This article is from the archives of the UB Reporter.
Flashback

40 years ago

40 years ago

Breaking ground for the North Campus were, from left to right, SUNY Chancellor Samuel B. Gould; UB Council Chair Seymour H. Knox; Gov. Nelson A. Rockefeller; Matthew Meyerson, son of UB President Martin Meyerson; Meyerson; and Professor John T. Horton with the University Mace.

The development of UB’s North Campus began on Oct. 31, 1968—40 years ago tomorrow—when Gov. Nelson A. Rockefeller broke ground for what would become the Ellicott Complex. Rockefeller used the same silver shovel that had been used in 1920 at the groundbreaking for Foster Hall, the first building UB constructed on the South Campus. Planning for a new campus began in 1964, two years after UB’s merger with SUNY, when the SUNY Board of Trustees announced that UB would become the largest and most comprehensive institution of higher education in New York State.

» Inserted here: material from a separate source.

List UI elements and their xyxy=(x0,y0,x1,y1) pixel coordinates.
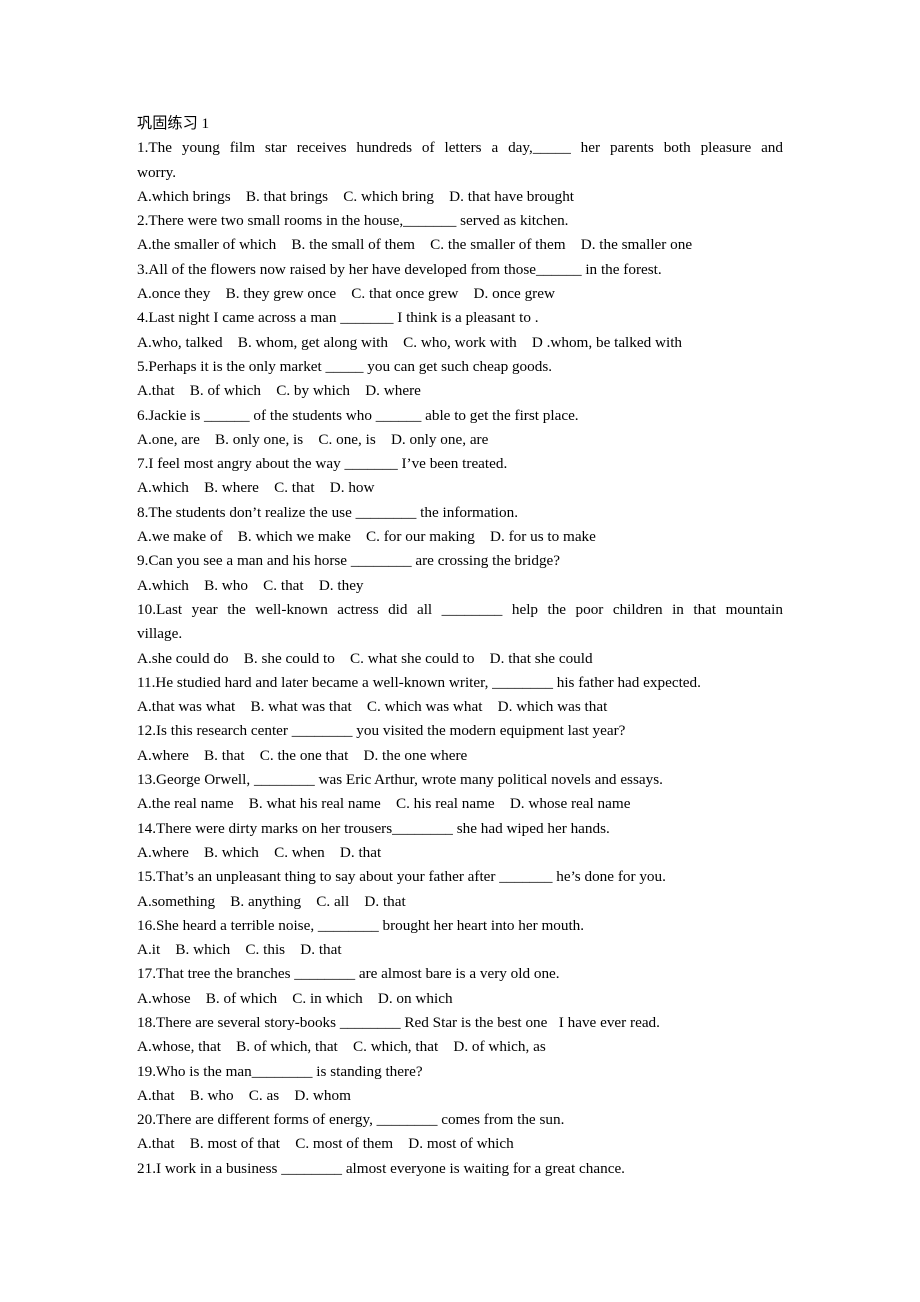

After the groundbreaking, dignitaries and guests moved into a heated tent to hear Rockefeller describe how UB’s merger with SUNY had brought together the rich tradition of excellence and diversity of a venerable private institution with the financial strength of the world’s fastest growing state university. As the official proceedings ended, a mock groundbreaking was held nearby attended, according to the Spectrum, by “those adorable flower-children types so much in vogue.”

Concerns about the projected cost of the project and labor issues related to opportunities for minority employment delayed work for two years. The first building contract was for Governors Residence Halls; by January 1972, projects completed or under way were valued at $115 million. Governors and O’Brian Hall opened in the fall of 1973, five years after the groundbreaking.